British Columbia

Transportation and climate change take back seat to other municipal issues, B.C. prof says

Despite its potential impact on municipal life, climate change and transportation issues seem to have taken a back seat to other topics in this municipal election, according to a B.C. political science professor. 

Crime and homelessness have higher visilibility, says Thompson Rivers University's Terry Kading

The transportation options a city provides affect nearly every resident's daily life, according to UBC-Okanagan transportation professor Mahmudur Fatmi. (Tom Popyk / CBC)

Despite its potential impact on municipal life, transportation and climate change issues aren't getting much attention on the campaign trail compared to other topics in this municipal election, according to a B.C. political science professor. 

Transportation affects almost every member of a community in their daily lives, but creating more transportation options is not a top campaign priority for many candidates, says Terry Kading, a political science professor at Thompson Rivers University in Kamloops, B.C. 

"I get a sense it really has been bumped off the agenda quite significantly. I think it's unfortunate, and I think it's mainly because of the visibility of the crime and the visibility of homelessness relative to concerns people have with transportation."

Transportation and climate change have surfaced as important topics in debates in some communities, such as Nelson, B.C., but they have not become a major issue in many election campaigns in larger centres across the province, Kading says.

"Because of events from last fall's atmospheric rivers or the fires around Lytton and elsewhere, I am a bit surprised that there hasn't been a bit more focus on adaptation to what became much more evident last fall."

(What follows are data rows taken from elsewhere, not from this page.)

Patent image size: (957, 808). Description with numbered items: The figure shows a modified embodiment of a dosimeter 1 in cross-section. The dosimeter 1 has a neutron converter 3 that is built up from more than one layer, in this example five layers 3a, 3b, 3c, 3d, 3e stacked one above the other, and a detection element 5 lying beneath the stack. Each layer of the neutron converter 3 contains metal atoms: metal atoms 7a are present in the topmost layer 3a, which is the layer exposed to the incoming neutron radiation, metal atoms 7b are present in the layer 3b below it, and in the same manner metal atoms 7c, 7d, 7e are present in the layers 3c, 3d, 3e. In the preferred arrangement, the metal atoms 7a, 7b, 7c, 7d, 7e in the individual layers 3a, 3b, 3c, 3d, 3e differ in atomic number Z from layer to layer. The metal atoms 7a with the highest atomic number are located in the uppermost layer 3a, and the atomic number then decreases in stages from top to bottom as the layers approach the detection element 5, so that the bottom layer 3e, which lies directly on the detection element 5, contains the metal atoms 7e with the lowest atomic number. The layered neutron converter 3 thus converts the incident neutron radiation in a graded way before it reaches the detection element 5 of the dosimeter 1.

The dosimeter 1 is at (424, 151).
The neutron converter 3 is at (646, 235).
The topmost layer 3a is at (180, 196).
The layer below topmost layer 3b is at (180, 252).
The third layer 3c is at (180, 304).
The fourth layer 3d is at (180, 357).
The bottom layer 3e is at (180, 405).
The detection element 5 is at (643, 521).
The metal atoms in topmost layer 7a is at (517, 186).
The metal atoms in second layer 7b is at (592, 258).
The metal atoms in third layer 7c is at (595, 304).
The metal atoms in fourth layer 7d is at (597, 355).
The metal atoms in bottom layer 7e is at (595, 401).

Transportation critical element for a city

Despite not getting a lot of attention, transportation and climate change are issues that touch nearly every resident in a municipality, according to Mahmudur Fatmi, who lectures on transportation and travel behaviour at UBC's Okanagan campus in Kelowna, B.C. 

"Transportation, in general, is a critical element for a city because it's closely related to the economic growth of a city," Fatmi said. 

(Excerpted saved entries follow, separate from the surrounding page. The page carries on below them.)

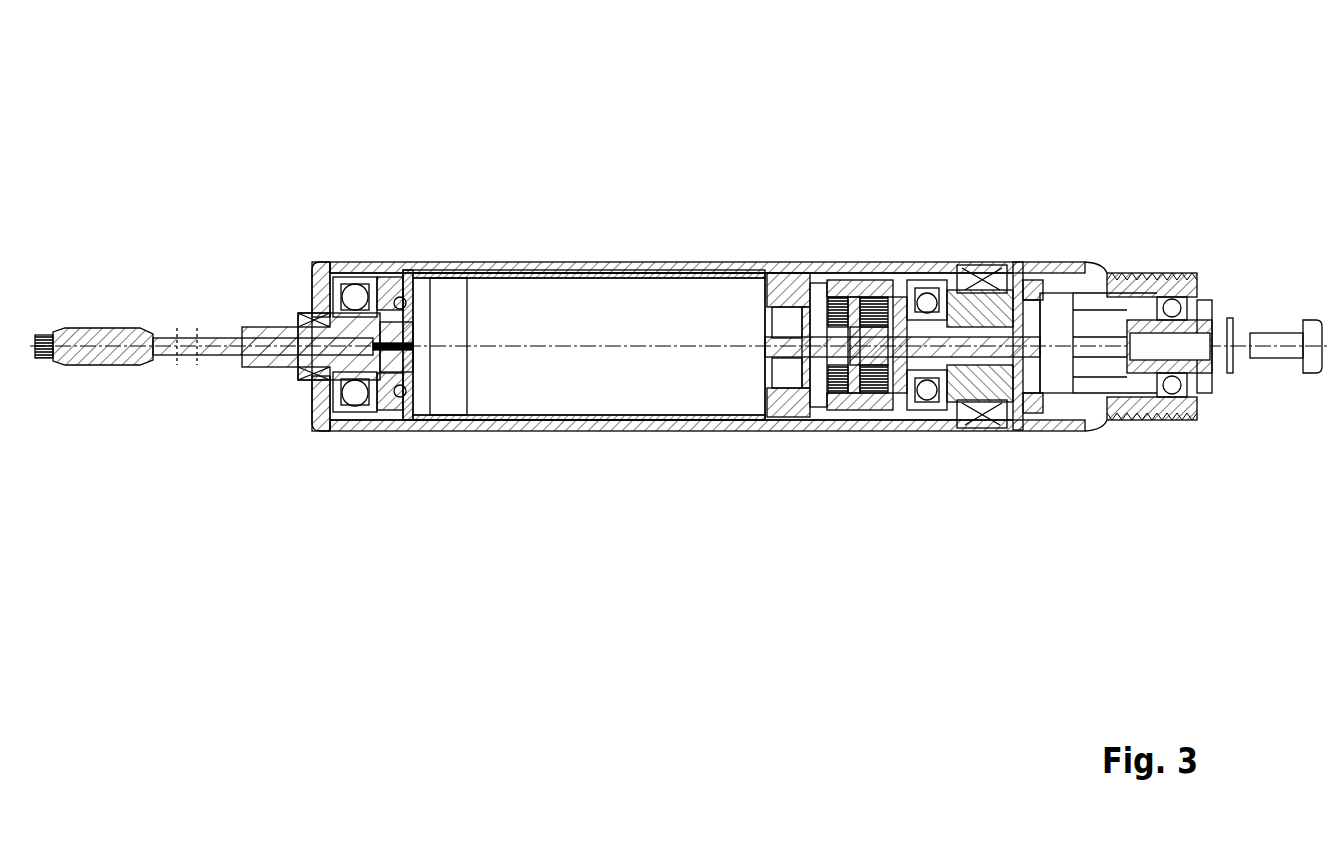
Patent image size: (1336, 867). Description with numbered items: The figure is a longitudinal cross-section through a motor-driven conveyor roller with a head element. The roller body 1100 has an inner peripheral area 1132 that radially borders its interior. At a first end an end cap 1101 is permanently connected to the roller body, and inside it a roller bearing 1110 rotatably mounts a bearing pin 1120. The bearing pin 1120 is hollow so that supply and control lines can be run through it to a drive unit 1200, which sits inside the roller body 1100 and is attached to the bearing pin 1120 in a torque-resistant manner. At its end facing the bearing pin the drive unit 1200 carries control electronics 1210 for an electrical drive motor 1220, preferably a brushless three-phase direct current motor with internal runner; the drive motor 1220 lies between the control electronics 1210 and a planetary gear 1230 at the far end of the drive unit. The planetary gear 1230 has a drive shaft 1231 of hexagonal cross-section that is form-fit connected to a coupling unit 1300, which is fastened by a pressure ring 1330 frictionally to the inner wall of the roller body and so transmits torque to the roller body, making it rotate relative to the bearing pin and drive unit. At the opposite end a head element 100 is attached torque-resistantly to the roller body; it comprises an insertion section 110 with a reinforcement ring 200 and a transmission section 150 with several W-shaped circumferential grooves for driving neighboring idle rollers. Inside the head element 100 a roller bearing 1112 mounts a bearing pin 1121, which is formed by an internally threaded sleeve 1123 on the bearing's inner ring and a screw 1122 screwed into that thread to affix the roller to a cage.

The head element 100 is at (1118, 242).
The insertion section 110 is at (1082, 438).
The transmission section 150 is at (1188, 430).
The reinforcement ring 200 is at (1070, 392).
The roller body 1100 is at (478, 262).
The end cap 1101 is at (325, 266).
The roller bearing 1110 is at (360, 292).
The roller bearing 1112 is at (1175, 300).
The bearing pin 1120 is at (288, 327).
The bearing pin 1121 is at (1255, 215).
The screw 1122 is at (1278, 338).
The sleeve 1123 is at (1200, 372).
The inner peripheral area 1132 is at (685, 280).
The drive unit 1200 is at (598, 492).
The control electronics 1210 is at (440, 402).
The electrical drive motor 1220 is at (540, 392).
The planetary gear 1230 is at (858, 350).
The drive shaft 1231 is at (945, 347).
The coupling unit 1300 is at (900, 492).
The pressure ring 1330 is at (985, 268).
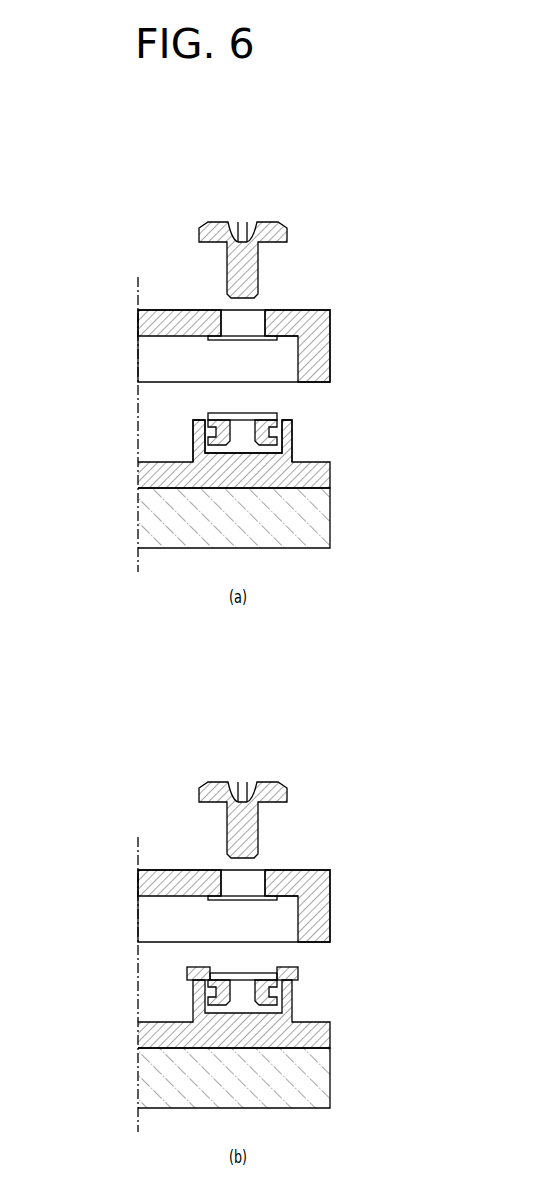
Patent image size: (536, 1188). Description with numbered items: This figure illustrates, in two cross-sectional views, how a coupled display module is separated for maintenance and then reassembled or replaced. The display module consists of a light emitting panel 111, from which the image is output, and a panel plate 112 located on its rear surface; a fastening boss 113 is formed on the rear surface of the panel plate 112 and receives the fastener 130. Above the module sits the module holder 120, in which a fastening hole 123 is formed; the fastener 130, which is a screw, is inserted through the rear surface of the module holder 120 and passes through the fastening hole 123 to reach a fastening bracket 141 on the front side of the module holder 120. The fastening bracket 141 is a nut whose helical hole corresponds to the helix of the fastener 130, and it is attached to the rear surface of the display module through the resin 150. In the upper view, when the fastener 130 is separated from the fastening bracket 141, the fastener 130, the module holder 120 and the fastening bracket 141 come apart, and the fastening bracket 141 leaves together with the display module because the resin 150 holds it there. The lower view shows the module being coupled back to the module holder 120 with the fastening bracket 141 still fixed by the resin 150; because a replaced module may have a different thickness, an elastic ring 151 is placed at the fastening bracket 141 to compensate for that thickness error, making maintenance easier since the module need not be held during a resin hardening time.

The light emitting panel 111 is at (283, 475).
The panel plate 112 is at (313, 517).
The fastening boss 113 is at (290, 445).
The module holder 120 is at (307, 320).
The fastening hole 123 is at (238, 328).
The fastener 130 is at (238, 221).
The fastening bracket 141 is at (212, 422).
The resin 150 is at (278, 430).
The elastic ring 151 is at (289, 974).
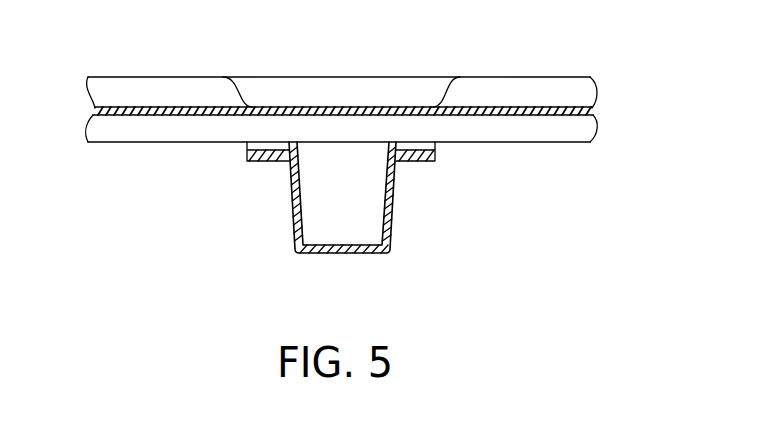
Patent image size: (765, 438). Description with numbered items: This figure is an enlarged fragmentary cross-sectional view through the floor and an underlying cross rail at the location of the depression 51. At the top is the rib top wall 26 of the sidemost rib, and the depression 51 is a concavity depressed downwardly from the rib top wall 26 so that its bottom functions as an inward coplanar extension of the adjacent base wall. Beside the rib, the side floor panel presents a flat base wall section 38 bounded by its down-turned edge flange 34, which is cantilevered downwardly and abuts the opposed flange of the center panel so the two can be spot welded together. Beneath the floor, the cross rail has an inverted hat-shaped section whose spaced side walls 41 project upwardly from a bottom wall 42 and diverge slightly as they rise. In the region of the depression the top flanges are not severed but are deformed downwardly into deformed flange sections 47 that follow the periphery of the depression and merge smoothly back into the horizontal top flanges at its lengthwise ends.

The rib top wall 26 is at (538, 77).
The depression 51 is at (412, 80).
The flat base wall section 38 is at (140, 107).
The edge flange 34 is at (147, 130).
The deformed flange sections 47 is at (263, 162).
The side walls 41 is at (390, 228).
The bottom wall 42 is at (327, 257).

"It provides an option and means to travel, to work, to move goods between point A and B. It is also closely related to the quality of life of people."

Transportation is one issue where local voters can weigh in in a way that can also impact climate change, he says.

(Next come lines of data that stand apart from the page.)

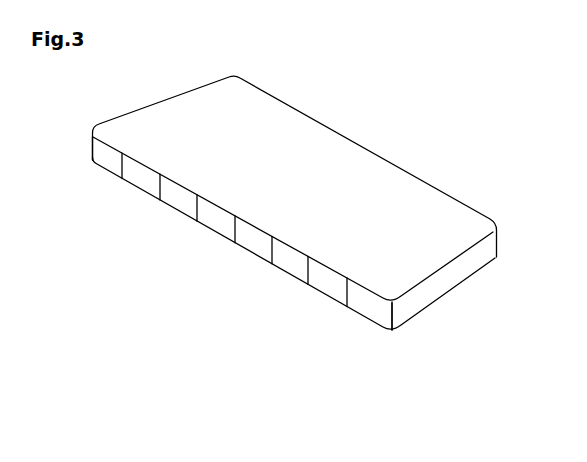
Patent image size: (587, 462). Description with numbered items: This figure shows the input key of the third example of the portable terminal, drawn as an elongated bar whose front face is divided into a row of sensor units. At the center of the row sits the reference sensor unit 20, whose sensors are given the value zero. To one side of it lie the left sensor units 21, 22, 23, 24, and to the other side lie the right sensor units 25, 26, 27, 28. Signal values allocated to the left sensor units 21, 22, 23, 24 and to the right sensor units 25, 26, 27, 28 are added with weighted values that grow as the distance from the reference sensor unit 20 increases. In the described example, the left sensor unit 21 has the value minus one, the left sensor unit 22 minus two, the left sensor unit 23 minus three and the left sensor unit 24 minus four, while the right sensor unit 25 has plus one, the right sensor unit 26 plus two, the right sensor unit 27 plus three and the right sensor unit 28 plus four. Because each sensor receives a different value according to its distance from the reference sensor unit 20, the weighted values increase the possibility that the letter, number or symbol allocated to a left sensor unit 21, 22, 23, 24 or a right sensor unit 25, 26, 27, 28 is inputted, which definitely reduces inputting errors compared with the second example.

The reference sensor unit 20 is at (235, 243).
The left sensor unit 21 is at (197, 222).
The left sensor unit 22 is at (160, 200).
The left sensor unit 23 is at (122, 179).
The left sensor unit 24 is at (92, 163).
The right sensor unit 25 is at (272, 264).
The right sensor unit 26 is at (308, 284).
The right sensor unit 27 is at (347, 306).
The right sensor unit 28 is at (392, 330).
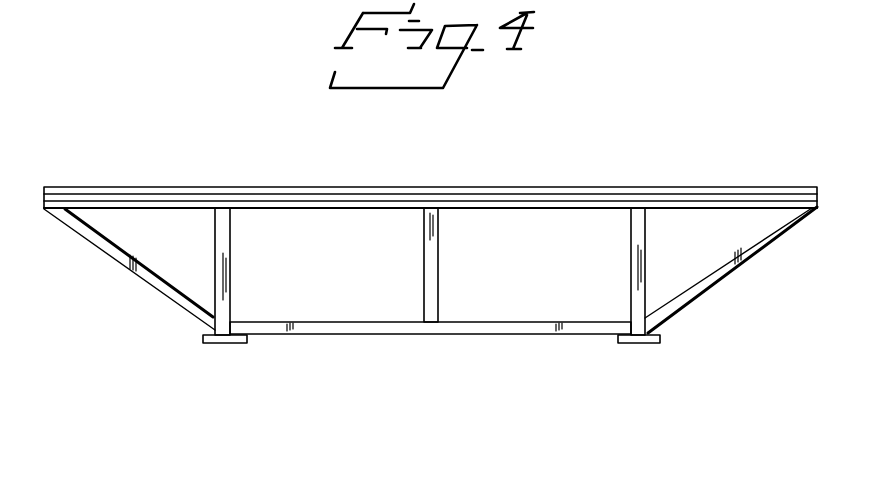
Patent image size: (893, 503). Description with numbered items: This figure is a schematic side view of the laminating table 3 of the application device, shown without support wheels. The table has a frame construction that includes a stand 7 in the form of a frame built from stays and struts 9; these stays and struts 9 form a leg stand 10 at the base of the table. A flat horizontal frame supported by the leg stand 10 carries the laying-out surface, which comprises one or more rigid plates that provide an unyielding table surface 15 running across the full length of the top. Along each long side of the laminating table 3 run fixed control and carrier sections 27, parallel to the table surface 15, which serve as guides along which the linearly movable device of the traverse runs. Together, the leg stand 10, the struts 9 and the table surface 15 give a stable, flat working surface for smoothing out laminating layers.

The laminating table 3 is at (349, 185).
The table surface 15 is at (528, 183).
The control and carrier sections 27 is at (685, 198).
The stand 7 is at (172, 312).
The stays and struts 9 is at (430, 268).
The leg stand 10 is at (315, 342).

Locally elected officials play a significant role in shaping their community's future transportation priorities — everything from approving new roadways and bike lanes to expanding public transit and bringing in alternative ways of getting around the community, such as electric bike and e-scooter share programs.

The city of Kelowna's e-scooter and electric bike share program gives residents and visitors more sustainable options to get around the city. (Tom Popyk / CBC)

Fatmi says transportation is also tied directly to a city's sustainability goals.

"In Canada, around 25 per cent of greenhouse gas emissions come from transportation. So it is a pretty important component to design, plan and live in a sustainable city," he said.

Transportation may not be top of mind for everyone who casts a ballot, but it's a definite priority for the people who rely on it to get around.

"Yeah, it's definitely on the top of my list of things that I care about," said Melissa Spanjer, who uses public transit in Kelowna to travel with her son to activities in the city centre. 

It's definitely one thing I would want to be at the top of a candidate's list too."